An already controversial Obama administration push to find and arrest illegal immigrants is facing a new round of criticism from civil rights and immigrant groups, who say that documented U.S. citizens are being detained under the program. How often is this really happening? Here, a brief guide to the federal government's immigration crackdown, and some of its unforeseen consequences:
Are immigration agents really detaining U.S. citizens?
Yes, at least in a flurry of recent cases. These people are typically picked up by local police for other reasons — U.S. citizen Antonio Montejano of Los Angeles, for example, was arrested for allegedly shoplifting a $10 bottle of perfume last month. But in custody, he was tagged as a suspected illegal immigrant by federal agents, acting on bad information in their database. As is typical in these cases, Montejano was supposed to be released quickly, but immigration agents told police to hold him in a local jail for possible deportation.
Wait, they can do that?
In theory, it's OK to hold people who have been arrested if they're genuinely suspected of being in the U.S. illegally. Under the controversial Secure Communities program, federal agents can tell police to keep criminals locked up, pending an investigation into the detainees' legal right to be in the country. But mistakes happen: Montejano spent two extra days in jail after the judge in his shoplifting case ordered him released. "I was telling every officer I'm an American citizen," he tells the Los Angeles Times. "Nobody believed me."
Could Montejano take legal action?
Possibly. "Any case where an American is held, even briefly, for immigration investigation is a potential wrongful arrest," says Julia Preston in The New York Times. The Immigration and Customs Enforcement agency (ICE), which runs Secure Communities, takes the allegations "very seriously," spokesman John Morton tells the Times. "We don't have the power to detain citizens," he says.
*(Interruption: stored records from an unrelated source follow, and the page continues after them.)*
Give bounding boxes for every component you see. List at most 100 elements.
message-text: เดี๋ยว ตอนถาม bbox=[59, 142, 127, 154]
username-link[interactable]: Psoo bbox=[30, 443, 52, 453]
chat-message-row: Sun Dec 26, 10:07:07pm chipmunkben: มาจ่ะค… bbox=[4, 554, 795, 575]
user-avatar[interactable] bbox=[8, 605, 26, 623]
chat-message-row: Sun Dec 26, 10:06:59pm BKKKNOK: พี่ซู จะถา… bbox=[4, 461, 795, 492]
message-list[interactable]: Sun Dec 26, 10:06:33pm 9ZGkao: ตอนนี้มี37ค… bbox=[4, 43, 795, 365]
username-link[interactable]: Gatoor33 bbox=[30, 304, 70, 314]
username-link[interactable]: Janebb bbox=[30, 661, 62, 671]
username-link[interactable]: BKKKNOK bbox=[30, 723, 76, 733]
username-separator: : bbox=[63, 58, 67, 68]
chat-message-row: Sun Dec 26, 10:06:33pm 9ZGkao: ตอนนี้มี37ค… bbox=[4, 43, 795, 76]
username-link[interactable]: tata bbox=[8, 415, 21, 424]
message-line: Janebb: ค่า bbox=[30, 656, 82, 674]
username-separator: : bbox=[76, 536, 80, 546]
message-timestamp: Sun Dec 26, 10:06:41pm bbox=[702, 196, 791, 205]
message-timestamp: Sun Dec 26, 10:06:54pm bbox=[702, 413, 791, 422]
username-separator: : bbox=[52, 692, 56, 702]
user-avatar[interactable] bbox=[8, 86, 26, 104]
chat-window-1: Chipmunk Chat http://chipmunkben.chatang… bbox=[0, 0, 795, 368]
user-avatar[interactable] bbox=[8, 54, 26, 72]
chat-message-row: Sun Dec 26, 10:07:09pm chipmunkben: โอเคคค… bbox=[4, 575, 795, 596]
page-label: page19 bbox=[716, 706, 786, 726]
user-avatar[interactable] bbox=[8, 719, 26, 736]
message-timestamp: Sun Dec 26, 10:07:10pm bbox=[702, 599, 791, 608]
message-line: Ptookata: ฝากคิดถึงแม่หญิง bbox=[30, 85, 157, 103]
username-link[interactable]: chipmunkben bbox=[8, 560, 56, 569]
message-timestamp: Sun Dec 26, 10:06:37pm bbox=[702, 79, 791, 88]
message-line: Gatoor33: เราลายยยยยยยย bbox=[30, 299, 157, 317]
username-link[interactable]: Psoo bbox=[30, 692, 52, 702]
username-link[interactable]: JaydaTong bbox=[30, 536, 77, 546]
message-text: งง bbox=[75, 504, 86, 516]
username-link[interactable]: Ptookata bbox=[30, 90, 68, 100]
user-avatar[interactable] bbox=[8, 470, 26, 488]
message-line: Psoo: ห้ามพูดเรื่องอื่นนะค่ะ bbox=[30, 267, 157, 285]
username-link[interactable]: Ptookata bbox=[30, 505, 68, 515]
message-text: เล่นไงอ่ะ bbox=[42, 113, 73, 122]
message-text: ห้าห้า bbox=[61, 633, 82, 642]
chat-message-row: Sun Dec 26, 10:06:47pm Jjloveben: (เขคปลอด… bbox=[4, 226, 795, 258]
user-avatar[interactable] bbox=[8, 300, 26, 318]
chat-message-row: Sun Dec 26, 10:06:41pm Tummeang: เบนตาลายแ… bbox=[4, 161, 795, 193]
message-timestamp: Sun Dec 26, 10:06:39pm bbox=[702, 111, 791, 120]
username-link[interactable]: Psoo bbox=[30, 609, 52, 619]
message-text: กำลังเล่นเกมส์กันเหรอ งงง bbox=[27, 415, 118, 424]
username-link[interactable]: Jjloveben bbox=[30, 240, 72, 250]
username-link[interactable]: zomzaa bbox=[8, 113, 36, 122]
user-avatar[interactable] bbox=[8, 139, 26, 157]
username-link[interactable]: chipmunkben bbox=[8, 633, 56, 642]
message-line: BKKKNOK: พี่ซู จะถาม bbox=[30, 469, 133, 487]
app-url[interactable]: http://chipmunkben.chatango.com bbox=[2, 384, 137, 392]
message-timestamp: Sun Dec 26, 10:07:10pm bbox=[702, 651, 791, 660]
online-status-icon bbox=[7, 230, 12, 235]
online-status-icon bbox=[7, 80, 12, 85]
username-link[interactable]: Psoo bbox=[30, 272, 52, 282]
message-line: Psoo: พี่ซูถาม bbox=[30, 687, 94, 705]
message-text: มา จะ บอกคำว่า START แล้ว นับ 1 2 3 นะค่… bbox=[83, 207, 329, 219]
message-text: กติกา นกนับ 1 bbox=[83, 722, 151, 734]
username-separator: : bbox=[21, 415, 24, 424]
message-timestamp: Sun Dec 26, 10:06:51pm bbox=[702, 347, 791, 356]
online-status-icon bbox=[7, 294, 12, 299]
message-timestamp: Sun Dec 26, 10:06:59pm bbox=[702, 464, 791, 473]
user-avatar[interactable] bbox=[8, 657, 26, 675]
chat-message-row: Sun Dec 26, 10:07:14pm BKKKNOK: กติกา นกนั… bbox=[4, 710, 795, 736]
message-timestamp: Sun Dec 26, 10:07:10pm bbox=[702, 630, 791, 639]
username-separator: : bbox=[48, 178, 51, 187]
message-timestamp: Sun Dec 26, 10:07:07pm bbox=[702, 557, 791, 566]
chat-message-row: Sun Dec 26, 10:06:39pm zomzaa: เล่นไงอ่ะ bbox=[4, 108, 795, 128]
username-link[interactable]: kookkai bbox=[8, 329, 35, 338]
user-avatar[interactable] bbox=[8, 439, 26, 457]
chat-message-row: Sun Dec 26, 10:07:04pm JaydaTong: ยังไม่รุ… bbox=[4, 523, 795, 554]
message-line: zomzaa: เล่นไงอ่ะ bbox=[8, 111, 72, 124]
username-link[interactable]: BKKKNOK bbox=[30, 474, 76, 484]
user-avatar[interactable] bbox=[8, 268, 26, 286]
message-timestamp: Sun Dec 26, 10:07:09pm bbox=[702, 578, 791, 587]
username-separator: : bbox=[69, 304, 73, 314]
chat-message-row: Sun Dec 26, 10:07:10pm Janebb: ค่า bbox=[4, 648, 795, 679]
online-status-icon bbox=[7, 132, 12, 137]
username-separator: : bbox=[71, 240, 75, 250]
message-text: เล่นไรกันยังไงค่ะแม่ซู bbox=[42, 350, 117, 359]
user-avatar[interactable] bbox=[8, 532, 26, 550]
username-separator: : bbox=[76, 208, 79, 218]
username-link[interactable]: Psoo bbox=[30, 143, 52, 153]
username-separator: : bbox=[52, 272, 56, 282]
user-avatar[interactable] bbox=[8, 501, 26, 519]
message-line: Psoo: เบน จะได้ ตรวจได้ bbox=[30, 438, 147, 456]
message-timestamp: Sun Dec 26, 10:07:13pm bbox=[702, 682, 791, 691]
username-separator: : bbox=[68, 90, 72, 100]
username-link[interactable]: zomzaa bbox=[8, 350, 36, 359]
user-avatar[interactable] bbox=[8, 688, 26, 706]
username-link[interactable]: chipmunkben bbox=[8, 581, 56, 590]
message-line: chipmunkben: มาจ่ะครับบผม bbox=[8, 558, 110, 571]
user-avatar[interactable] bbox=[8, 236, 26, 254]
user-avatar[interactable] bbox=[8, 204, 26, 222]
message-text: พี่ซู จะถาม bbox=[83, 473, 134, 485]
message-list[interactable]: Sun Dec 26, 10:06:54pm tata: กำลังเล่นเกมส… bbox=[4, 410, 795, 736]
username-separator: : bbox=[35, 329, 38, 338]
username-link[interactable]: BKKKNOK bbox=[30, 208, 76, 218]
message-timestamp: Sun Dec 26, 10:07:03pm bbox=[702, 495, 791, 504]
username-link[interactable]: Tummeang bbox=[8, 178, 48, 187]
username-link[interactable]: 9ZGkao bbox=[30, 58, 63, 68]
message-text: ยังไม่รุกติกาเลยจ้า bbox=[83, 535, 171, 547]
How often is this happening?
That depends on whom you ask. The American Civil Liberties Union points to the cases of Montejano and three others as irrefutable evidence that the problem is real, and widespread. The ACLU cites a study which found that 82 people were held — for up to a year — at Arizona immigration detention centers until a judge said they couldn't be deported because they were citizens. But the Center for Immigration Studies, a think tank dedicated to reducing immigration, says the ICE database "contains no records of U.S. citizens who were detained by or for ICE."